Einstein asserted that the speed of light--186,282 miles per second--remains constant and can never be exceeded.

This theory has peculiar consequences. For example, if that unicyclist could pedal past you at 87 percent the speed of light, you would see him and his unicycle shrink to half their usual lengths. You would see his clock run at half the speed as your own. Further, his mass would be twice as large as when he stands still next to you. These bizarre relativistic effects are important in particle colliders, where physicists boost electrons and protons near the speed of light. They also dictate the behaviors of quasars and other superenergetic objects in the universe, which can expel matter at extremely high speeds.

On Earth special relativity rarely comes into play. Newton's laws suffice for most of our day-to-day activities. Among the exceptions are satellites that use exquisitely accurate clocks, such as those in the Global Positioning System. These satellites orbit the planet at thousands of miles per hour. Their clocks slow down a tiny bit relative to those on the ground, just enough to ruin the precision of their measurements if we ignore the effect.

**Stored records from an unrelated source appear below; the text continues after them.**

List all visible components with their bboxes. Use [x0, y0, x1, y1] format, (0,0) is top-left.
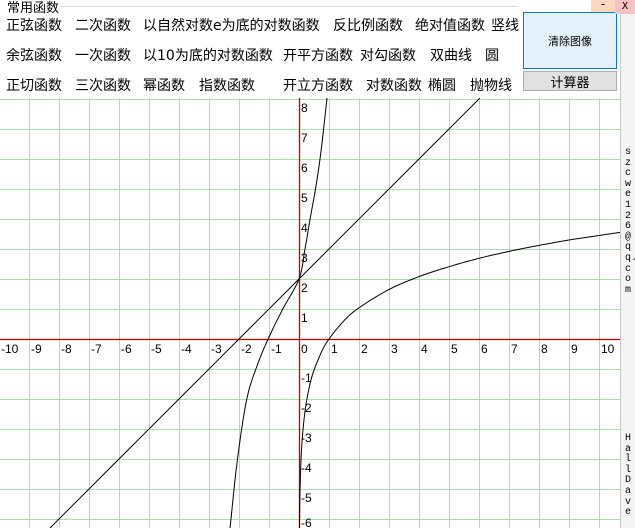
function-item[interactable]: 指数函数	[199, 78, 255, 94]
x-tick-label: -7	[91, 342, 102, 356]
function-item[interactable]: 幂函数	[143, 78, 185, 94]
x-tick-label: 0	[301, 342, 308, 356]
x-tick-label: -3	[211, 342, 222, 356]
y-tick-label: 5	[301, 191, 308, 205]
x-tick-label: -1	[271, 342, 282, 356]
function-item[interactable]: 一次函数	[75, 48, 131, 64]
function-item[interactable]: 对勾函数	[360, 48, 416, 64]
function-item[interactable]: 绝对值函数	[415, 18, 485, 34]
author-name: HallDave	[625, 433, 632, 519]
y-tick-label: 1	[301, 311, 308, 325]
function-item[interactable]: 以10为底的对数函数	[143, 48, 273, 64]
function-item[interactable]: 三次函数	[75, 78, 131, 94]
calculator-button[interactable]: 计算器	[523, 71, 617, 91]
author-email: szcwe126@qq.com	[625, 147, 635, 296]
x-tick-label: -5	[151, 342, 162, 356]
y-tick-label: -6	[301, 516, 312, 528]
y-tick-label: 8	[301, 101, 308, 115]
function-item[interactable]: 以自然对数e为底的对数函数	[143, 18, 320, 34]
function-item[interactable]: 双曲线	[430, 48, 472, 64]
close-button[interactable]: X	[615, 0, 635, 14]
x-tick-label: -9	[31, 342, 42, 356]
y-tick-label: 6	[301, 161, 308, 175]
x-tick-label: -8	[61, 342, 72, 356]
side-panel: szcwe126@qq.com HallDave	[620, 14, 635, 528]
function-item[interactable]: 二次函数	[75, 18, 131, 34]
function-item[interactable]: 抛物线	[470, 78, 512, 94]
function-item[interactable]: 正切函数	[6, 78, 62, 94]
function-item[interactable]: 椭圆	[428, 78, 456, 94]
x-tick-label: 1	[331, 342, 338, 356]
y-tick-label: 7	[301, 131, 308, 145]
group-box-border	[58, 6, 518, 7]
group-title: 常用函数	[6, 0, 61, 16]
function-item[interactable]: 正弦函数	[6, 18, 62, 34]
x-tick-label: 7	[511, 342, 518, 356]
x-tick-label: 6	[481, 342, 488, 356]
x-tick-label: 4	[421, 342, 428, 356]
function-item[interactable]: 开平方函数	[283, 48, 353, 64]
function-item[interactable]: 余弦函数	[6, 48, 62, 64]
x-tick-label: 5	[451, 342, 458, 356]
minimize-button[interactable]: -	[591, 0, 615, 12]
x-tick-label: -2	[241, 342, 252, 356]
x-tick-label: 3	[391, 342, 398, 356]
function-item[interactable]: 开立方函数	[283, 78, 353, 94]
y-tick-label: -5	[301, 491, 312, 505]
x-tick-label: 2	[361, 342, 368, 356]
clear-image-button[interactable]: 清除图像	[523, 12, 617, 69]
x-tick-label: 8	[541, 342, 548, 356]
x-tick-label: 10	[601, 342, 615, 356]
function-item[interactable]: 竖线	[491, 18, 519, 34]
x-tick-label: -4	[181, 342, 192, 356]
curve-linear	[49, 98, 481, 528]
x-tick-label: 9	[571, 342, 578, 356]
function-item[interactable]: 反比例函数	[333, 18, 403, 34]
graph-canvas[interactable]: -10 -9 -8 -7 -6 -5 -4 -3 -2 -1 0 1 2 3 4 5 6 7 8 9 108765432…	[0, 98, 620, 528]
x-tick-label: -6	[121, 342, 132, 356]
x-tick-label: -10	[1, 342, 19, 356]
curve-log	[299, 231, 620, 528]
y-tick-label: -4	[301, 461, 312, 475]
function-item[interactable]: 圆	[485, 48, 499, 64]
function-item[interactable]: 对数函数	[366, 78, 422, 94]
y-tick-label: 4	[301, 221, 308, 235]
curve-steep	[229, 98, 328, 528]
y-tick-label: 2	[301, 281, 308, 295]
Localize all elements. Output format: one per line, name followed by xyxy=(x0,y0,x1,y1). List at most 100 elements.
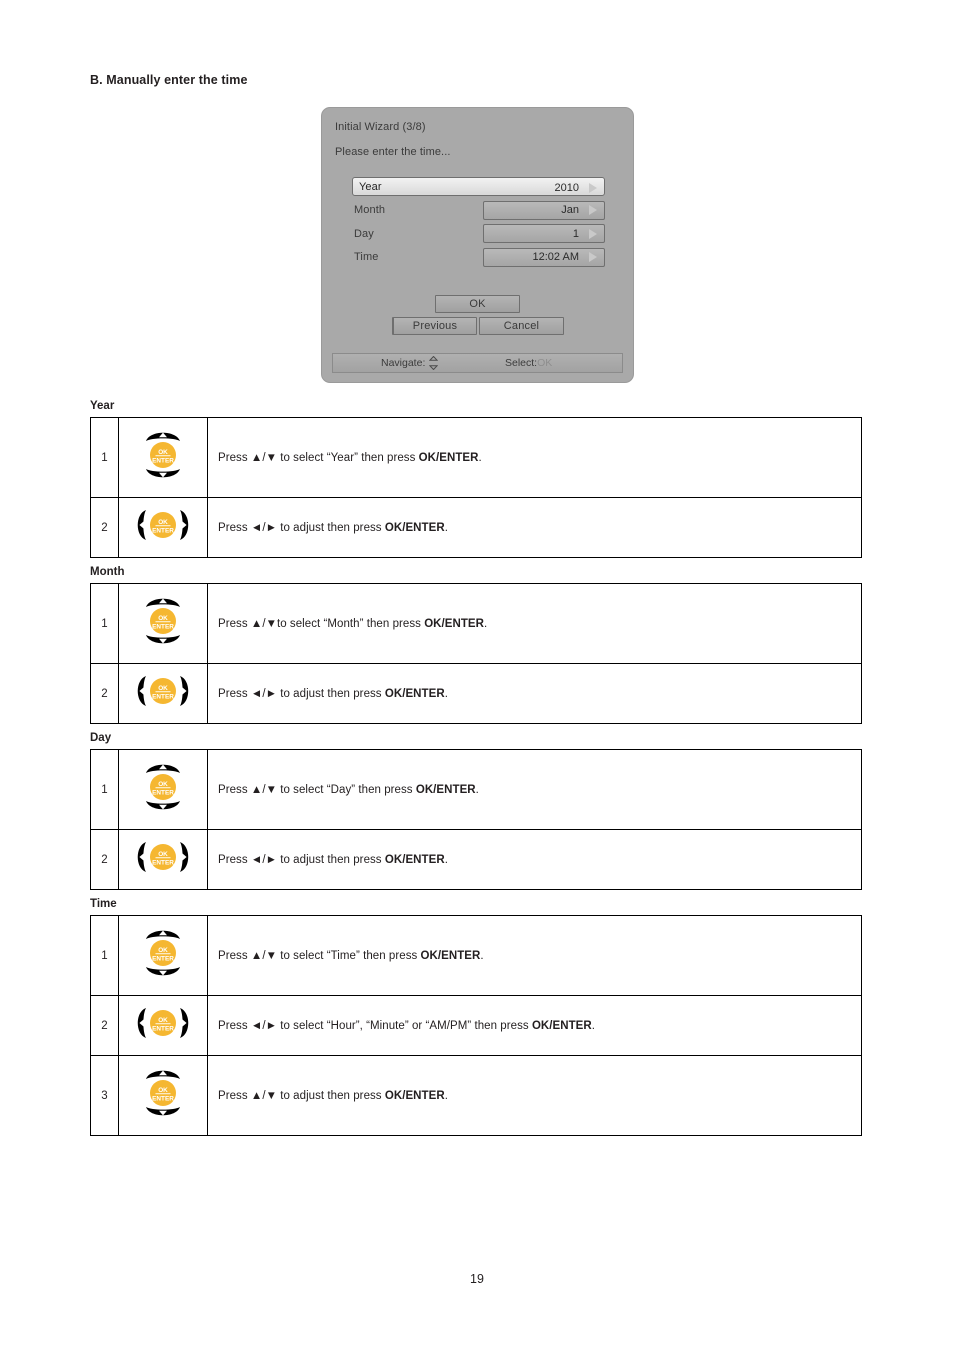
table-row: 1 OK ENTER Press ▲/▼ to select “Time” th… xyxy=(90,915,862,996)
osd-field-time[interactable]: Time 12:02 AM xyxy=(352,247,605,267)
section-month-title: Month xyxy=(90,566,125,578)
osd-field-day[interactable]: Day 1 xyxy=(352,224,605,243)
step-number: 2 xyxy=(90,829,119,890)
step-instruction: Press ▲/▼ to select “Year” then press OK… xyxy=(207,417,862,498)
chevron-right-icon xyxy=(589,228,597,239)
table-row: 2 OK ENTER Press ◄/► to select “Hour”, “… xyxy=(90,995,862,1056)
dpad-up-down-ok-icon: OK ENTER xyxy=(118,583,208,664)
step-number: 3 xyxy=(90,1055,119,1136)
page-title: B. Manually enter the time xyxy=(90,73,248,87)
osd-field-month-box[interactable]: Jan xyxy=(483,200,605,220)
svg-text:ENTER: ENTER xyxy=(152,623,174,630)
osd-field-time-label: Time xyxy=(354,251,379,263)
svg-text:ENTER: ENTER xyxy=(152,789,174,796)
svg-text:ENTER: ENTER xyxy=(152,859,174,866)
osd-field-year-value: 2010 xyxy=(554,181,579,194)
svg-text:ENTER: ENTER xyxy=(152,693,174,700)
svg-text:OK: OK xyxy=(158,615,168,622)
osd-subtitle: Please enter the time... xyxy=(335,146,451,158)
svg-text:ENTER: ENTER xyxy=(152,955,174,962)
svg-text:OK: OK xyxy=(158,1017,168,1024)
svg-text:OK: OK xyxy=(158,519,168,526)
osd-select-hint: Select:OK xyxy=(505,357,552,369)
step-instruction: Press ◄/► to adjust then press OK/ENTER. xyxy=(207,497,862,558)
osd-field-list: Year 2010 Month Jan Day 1 Time 12:02 AM xyxy=(352,177,605,271)
svg-text:ENTER: ENTER xyxy=(152,1025,174,1032)
table-row: 1 OK ENTER Press ▲/▼ to select “Day” the… xyxy=(90,749,862,830)
section-day-title: Day xyxy=(90,732,112,744)
table-row: 2 OK ENTER Press ◄/► to adjust then pres… xyxy=(90,663,862,724)
osd-field-year-box[interactable]: 2010 xyxy=(482,178,604,197)
step-instruction: Press ▲/▼ to adjust then press OK/ENTER. xyxy=(207,1055,862,1136)
osd-navigate-label: Navigate: xyxy=(381,357,426,369)
osd-field-year-label: Year xyxy=(359,180,382,193)
osd-field-time-box[interactable]: 12:02 AM xyxy=(483,247,605,267)
chevron-right-icon xyxy=(589,182,597,193)
step-number: 1 xyxy=(90,749,119,830)
step-number: 1 xyxy=(90,583,119,664)
svg-text:ENTER: ENTER xyxy=(152,527,174,534)
svg-text:OK: OK xyxy=(158,449,168,456)
osd-title: Initial Wizard (3/8) xyxy=(335,121,426,133)
section-year-title: Year xyxy=(90,400,115,412)
dpad-left-right-ok-icon: OK ENTER xyxy=(118,497,208,558)
osd-dialog: Initial Wizard (3/8) Please enter the ti… xyxy=(321,107,634,383)
step-instruction: Press ◄/► to select “Hour”, “Minute” or … xyxy=(207,995,862,1056)
osd-select-value: OK xyxy=(537,357,553,369)
dpad-left-right-ok-icon: OK ENTER xyxy=(118,829,208,890)
table-row: 2 OK ENTER Press ◄/► to adjust then pres… xyxy=(90,829,862,890)
svg-text:OK: OK xyxy=(158,1087,168,1094)
osd-field-day-label: Day xyxy=(354,227,374,240)
step-instruction: Press ▲/▼ to select “Day” then press OK/… xyxy=(207,749,862,830)
up-down-arrows-icon xyxy=(429,355,439,371)
step-number: 1 xyxy=(90,915,119,996)
svg-text:ENTER: ENTER xyxy=(152,1095,174,1102)
dpad-up-down-ok-icon: OK ENTER xyxy=(118,417,208,498)
section-time: Time 1 OK ENTER Press ▲/▼ to select “Tim… xyxy=(90,898,862,1136)
step-number: 1 xyxy=(90,417,119,498)
svg-text:OK: OK xyxy=(158,947,168,954)
chevron-right-icon xyxy=(589,252,597,262)
table-row: 3 OK ENTER Press ▲/▼ to adjust then pres… xyxy=(90,1055,862,1136)
steps-table-year: 1 OK ENTER Press ▲/▼ to select “Year” th… xyxy=(90,417,862,558)
osd-ok-button[interactable]: OK xyxy=(435,295,520,313)
page-number: 19 xyxy=(470,1272,484,1286)
steps-table-time: 1 OK ENTER Press ▲/▼ to select “Time” th… xyxy=(90,915,862,1136)
step-instruction: Press ▲/▼to select “Month” then press OK… xyxy=(207,583,862,664)
svg-text:ENTER: ENTER xyxy=(152,457,174,464)
step-number: 2 xyxy=(90,663,119,724)
step-instruction: Press ◄/► to adjust then press OK/ENTER. xyxy=(207,663,862,724)
dpad-up-down-ok-icon: OK ENTER xyxy=(118,749,208,830)
table-row: 1 OK ENTER Press ▲/▼to select “Month” th… xyxy=(90,583,862,664)
section-day: Day 1 OK ENTER Press ▲/▼ to select “Day”… xyxy=(90,732,862,890)
osd-navigate-hint: Navigate: xyxy=(381,355,439,371)
steps-table-month: 1 OK ENTER Press ▲/▼to select “Month” th… xyxy=(90,583,862,724)
section-time-title: Time xyxy=(90,898,117,910)
step-instruction: Press ◄/► to adjust then press OK/ENTER. xyxy=(207,829,862,890)
table-row: 2 OK ENTER Press ◄/► to adjust then pres… xyxy=(90,497,862,558)
dpad-up-down-ok-icon: OK ENTER xyxy=(118,915,208,996)
step-number: 2 xyxy=(90,995,119,1056)
dpad-left-right-ok-icon: OK ENTER xyxy=(118,995,208,1056)
osd-field-time-value: 12:02 AM xyxy=(532,251,579,263)
svg-text:OK: OK xyxy=(158,851,168,858)
table-row: 1 OK ENTER Press ▲/▼ to select “Year” th… xyxy=(90,417,862,498)
section-year: Year 1 OK ENTER Press ▲/▼ to select “Yea… xyxy=(90,400,862,558)
dpad-left-right-ok-icon: OK ENTER xyxy=(118,663,208,724)
osd-cancel-button[interactable]: Cancel xyxy=(479,317,564,335)
osd-hint-bar: Navigate: Select:OK xyxy=(332,353,623,373)
svg-text:OK: OK xyxy=(158,781,168,788)
osd-field-month-value: Jan xyxy=(561,204,579,216)
steps-table-day: 1 OK ENTER Press ▲/▼ to select “Day” the… xyxy=(90,749,862,890)
svg-text:OK: OK xyxy=(158,685,168,692)
section-month: Month 1 OK ENTER Press ▲/▼to select “Mon… xyxy=(90,566,862,724)
osd-field-year[interactable]: Year 2010 xyxy=(352,177,605,196)
dpad-up-down-ok-icon: OK ENTER xyxy=(118,1055,208,1136)
osd-select-label: Select: xyxy=(505,357,538,369)
osd-previous-button[interactable]: Previous xyxy=(392,317,477,335)
osd-field-day-box[interactable]: 1 xyxy=(483,224,605,243)
osd-field-month[interactable]: Month Jan xyxy=(352,200,605,220)
chevron-right-icon xyxy=(589,205,597,215)
step-instruction: Press ▲/▼ to select “Time” then press OK… xyxy=(207,915,862,996)
step-number: 2 xyxy=(90,497,119,558)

The constant speed of light has another profound implication for our studies of the universe. On Earth we don't notice a delay as light travels from an object to our eyes. After all, a light beam can dash around the globe nearly eight times a second. But light's fixed speed begins to matter away from our planet. Light from the Sun takes about eight minutes to get here. We never see the Sun as it is now, only as it was eight minutes ago. Similarly, we see the next nearest star, Proxima Centauri, as it was 4.1 years ago--the amount of time its light takes to reach us. We see the nearest big galaxy, Andromeda, as it existed more than 2 million years ago. The light from ever more distant galaxies takes billions of years to reach us, from a time when the universe itself was still young. Indeed, our giant telescopes are the time machines into the past that Jules Verne dreamed about--with the disappointing exception that we cannot physically travel through those portals.

Newton's laws also cease to operate reliably at submicroscopic scales. In the world of Galileo and Newton, one object orbiting another behaves much like a cat on a ramp. It can walk up or down the ramp, pausing at any level it likes. But when physicists early in this century scrutinized the behaviors of atoms, they realized that only certain motions and energies are allowed. All others are forbidden. In this world, an electron orbiting the nucleus of an atom behaves more like a kangaroo on a (continued)

The Relativity of Time, Mass, and Length

Most aspects of the physical world can be described in terms of three quantities that we would normally consider easily measured: time, distance, and mass. According to Einstein's relativity theory, however, most measurements are not absolute. Contrary to ordinary experience, they depend on the frame of reference of whoever is doing the measuring--that is, on the location and motions of the observer. This is especially true at speeds approaching the speed of light.

The first assumption of special relativity theory is that observers inside a uniformly moving frame of reference will perceive physical events within their frame to be unaffected by its motion. But when observers look outside their own frame, its motion will affect what they see. This is the direct result of the theory's second assumption: that the speed of light is constant for all observers in uniform motion.

Observers moving at different speeds relative to a light source thus will receive the light at different times and will be unable to agree that given events occur simultaneously. Without simultaneity we can make no comparison against a standard, such as determining the accuracy of clocks or matching both ends of a train to a length of track.


An observer aboard a train with a tall clocklike device that sends pulses of light from the top to the bottom of the clock face sees the light pulse at the same rate whether the train is moving or not (right,top). But to an observer standing at the station, the moving train's light clock runs slow. Movement causes each light pulse to travel in the direction of motion as well as from top to bottom, resulting in a long diagonal path (right, bottom). Since the speed of light is fixed, the light pulse takes longer to reach the end of its path. The faster the train, the longer the path and slower the clock.


According to relativity theory, an object's mass (indicated here by degree of opacity) increases with its velocity, a phenomenon that has been verified in particle accelerators. The mass of a vehicle traveling at half the speed of light--nearly 20,000 times the normal orbiting velocity of the Space Shuttle--increases only 15 percent. (For simplicity, other relativistic effects are not shown here.) At 70 percent of the speed of light, the mass increases 40 percent. But at the speed of light an object's mass would be infinite.